Nighttime Visibility

It’s no secret that pedestrians wearing dark clothing at night are harder for drivers to see. Nighttime visibility risks may be enhanced in the summer as crowds gather for community events like festivals, fairs and concerts. When attending a nighttime event or even just grabbing a bite to eat after sunset, make sure you do what you can to increase your visibility — don’t rely on vehicles to spot you.

While good lighting at crossings and along sidewalks can improve visibility, you have no control over such overhead lighting factors. If you can plan ahead, carry a flashlight, wear at least one reflective item, and try to use only well-lit areas. In a pinch, you can use the flashlight on your cell phone to draw attention to your group.

Uncontrolled Intersections 

As a pedestrian, approaching an uncontrolled intersection without traffic signals or stop signs requires pedestrians to judge when it’s safe to cross. This can be difficult, especially for children and older adults. Controlled crossings with signals are much safer. If at all possible, use a controlled intersection (with a marked crosswalk) to cross the street, even if it means walking a bit further.

If you have no choice but to use an uncontrolled intersection, be sure to look in all directions before entering the roadway. Pay particular attention to vehicles that may be turning. Ensure that all drivers have seen and acknowledged you (and have stopped their vehicles) before proceeding.

Vehicle Dangers 

SUVs and trucks pose a greater threat to pedestrians than cars, with collisions more likely to be fatal due to these vehicles’ size and shape. According to a recent study of 3,375 crashes, incidents involving full-size SUVs and pickup trucks were “significantly more deadly to pedestrians.”

The study found that around 12 percent of pedestrians hit by pickup trucks were killed in the accident, and over 12.4 percent of those hit by full-size SUVs died due to their injuries. Compared to just an 8.5 percent fatality rate for those hit by cars and a 6.6 percent fatality rate for those hit by vans, the difference is noteworthy. All in all, the chances of dying after being hit by a truck were 68 percent higher than if the individual was hit by a car.

Researchers have noted that the tall hood height of pickup trucks and full-size SUVs, paired with their heavier weights, are the driving force of high fatality rates.  Drivers of these vehicles must be extra vigilant, and so should pedestrians who may be crossing the street or using the sidewalk where these vehicles are present.

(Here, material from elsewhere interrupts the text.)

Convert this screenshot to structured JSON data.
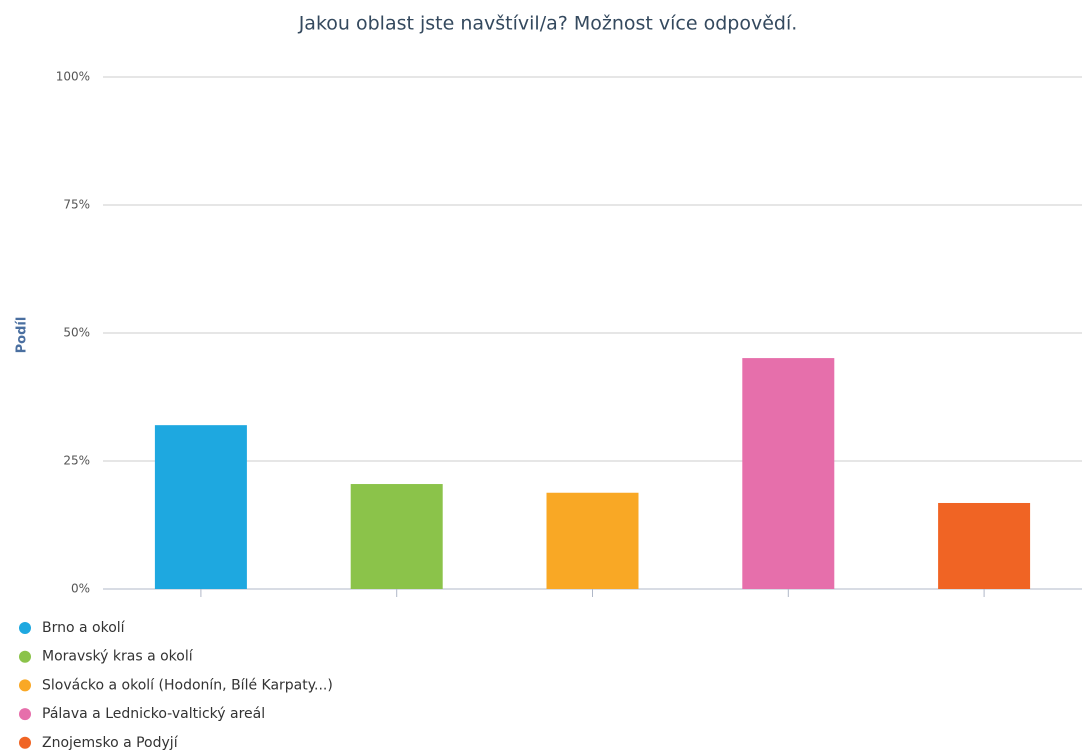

What Drivers Can Do To Keep Pedestrians Safe This Summer

While pedestrians must remain vigilant, it’s also up to drivers to keep streets pedestrian-friendly and to drive safely at all times. Consider the following tips:

  • Always yield to pedestrians in crosswalks. As a driver, you must always stop or slow down for pedestrians in crosswalks, even if you believe you have the right-of-way.
  • Never drive distracted. Using a cell phone or in-vehicle infotainment can prove deadly for innocent pedestrians. Keep passenger disruptions to a minimum and enforce safety rules in your vehicle at all times.
  • Don’t speed. Speeding not only prevents you from being able to stop safely in time if you see a pedestrian, but speeding can compound the risk of fatality in the event of a crash. The AAA Foundation for Traffic Safety reports that speeding has exponential effects on the chance of pedestrian deaths: “The average risk of death for a pedestrian reaches 10% at an impact speed of 23 mph, 25% at 32 mph, 50% at 42 mph, 75% at 50 mph, and 90% at 58 mph.”
  • Never drive while impaired. Even if you are under the legal limit in your state or locality, drivers under the influence of alcohol or drugs have impaired judgment and reaction times, putting pedestrians at greater risk.
  • Avoid reckless or aggressive driving. Behaviors like weaving between lanes, running red lights, and making illegal turns can lead to collisions with pedestrians. If you feel aggravated or angry while driving, take a break.
  • Avoid driving in poor visibility conditions. Factors like bad weather, darkness, or obstructions can make it difficult for drivers to see pedestrians, especially in areas without good lighting or sidewalks. If you’re having trouble seeing clearly, pull over and wait for the conditions to pass.